Nel medio termine sarà forse il carbone a fare la parte del leone, e nel frattempo anche gli scisti e le sabbie bituminose potrebbero compensare la scarsità via via crescente del petrolio. Occorrerebbero però investimenti spropositati per convertire capillarmente tutto il sistema energetico odierno che va avanti a petrolio. Per questo il problema dell'energia non si può gestire giorno per giorno ma va programmato in anticipo. Le fonti rinnovabili potranno dare soltanto un contributo modestissimo: secondo uno studio, da qui al 2030 potranno fornire un incremento solo dell'1% del fabbisogno totale di energia. Ci vorrebbe pertanto un "nuovo progetto Manhattan": solo la ricerca scientifica e la tecnologia ci potranno salvare. E comunque sarebbe folle continuare a sprecare energia in maniera insensata come facciamo oggi: ridurre gli sperperi è attualmente la cosa più urgente.
A lunga scadenza è impossibile fare previsioni, ma si può immaginare un grafico impressionante riguardante la storia dell'umanità, che vede i primi duemila anni senza avvenimenti di rilievo, e poi di colpo l'oscillazione improvvisa di un terremoto: sono gli anni frenetici della nostra epoca, nella quale si consumano in un batter d'occhio tutte le risorse energetiche del pianeta, e dopo la quale c'è l'ignoto. L'unica nota positiva è che a quel punto l'umanità avrà consumato tutti i combustibili fossili e quindi smetterà almeno di inquinare. La speranza allora sarà riposta in soluzioni tuttora fantascientifiche: fusione nucleare (il famoso "motore delle stelle"), miglioramento delle tecnologie solari, idrogeno dai batteri.

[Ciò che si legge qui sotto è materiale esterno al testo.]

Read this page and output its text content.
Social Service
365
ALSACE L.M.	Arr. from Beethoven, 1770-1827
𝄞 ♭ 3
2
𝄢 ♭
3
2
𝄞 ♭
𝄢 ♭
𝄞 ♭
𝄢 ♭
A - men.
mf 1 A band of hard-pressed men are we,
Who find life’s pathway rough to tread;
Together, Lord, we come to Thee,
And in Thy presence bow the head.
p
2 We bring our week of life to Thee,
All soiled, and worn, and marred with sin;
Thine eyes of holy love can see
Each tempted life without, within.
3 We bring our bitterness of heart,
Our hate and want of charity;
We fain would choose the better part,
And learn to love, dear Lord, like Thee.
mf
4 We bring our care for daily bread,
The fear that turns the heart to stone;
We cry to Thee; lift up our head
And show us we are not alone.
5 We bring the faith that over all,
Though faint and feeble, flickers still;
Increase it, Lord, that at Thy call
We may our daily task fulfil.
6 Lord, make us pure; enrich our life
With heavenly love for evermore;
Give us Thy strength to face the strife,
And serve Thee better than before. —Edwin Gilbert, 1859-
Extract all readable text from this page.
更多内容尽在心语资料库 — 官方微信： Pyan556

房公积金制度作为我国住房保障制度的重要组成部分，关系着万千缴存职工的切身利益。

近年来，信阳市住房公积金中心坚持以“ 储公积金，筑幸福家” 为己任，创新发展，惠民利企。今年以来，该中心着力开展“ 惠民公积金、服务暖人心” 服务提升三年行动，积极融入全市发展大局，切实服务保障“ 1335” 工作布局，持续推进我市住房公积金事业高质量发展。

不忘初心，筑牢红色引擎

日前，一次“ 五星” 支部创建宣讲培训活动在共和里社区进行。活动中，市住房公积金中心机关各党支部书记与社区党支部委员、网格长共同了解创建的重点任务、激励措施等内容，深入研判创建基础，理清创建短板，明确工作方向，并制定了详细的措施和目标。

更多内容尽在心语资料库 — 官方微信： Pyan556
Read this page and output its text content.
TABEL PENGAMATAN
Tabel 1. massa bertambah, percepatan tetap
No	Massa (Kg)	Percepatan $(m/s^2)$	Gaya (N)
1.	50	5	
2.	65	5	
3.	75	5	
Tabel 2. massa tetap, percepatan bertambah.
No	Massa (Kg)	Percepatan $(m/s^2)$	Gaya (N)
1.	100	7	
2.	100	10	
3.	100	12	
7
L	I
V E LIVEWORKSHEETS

Per rendere quindi meno traumatica la fine delle risorse energetiche, in attesa dell'energia del futuro, bisogna cercare assolutamente di spostare più in là la fase di discesa, cioè rallentare il più possibile i tempi del consumo delle fonti oggi ancora disponibili. Lo dobbiamo ai nostri figli. È più facile gestire le situazioni di emergenza quando c'è ancora tempo per farlo, che non quando saremo arrivati con l'acqua alla gola.
«Per concludere come se ne esce?
Dipende da noi... È come quando si è malati.
Possiamo decidere se rifiutare di curarci.
Oppure possiamo decidere di curarci in tempo, seguendo le terapie necessarie ed evitando che il male avanzi.
In altre parole dipenderà da come e quanto la politica, l'economia, l'informazione e tutti coloro che contano nel nostro paese si impegneranno in questa grande sfida.
Attualmente ciò non avviene?
No. [...]
Ed è per questo che avete scritto questo libro?
Sì. Un piccolo contributo, che speriamo possa essere utile.»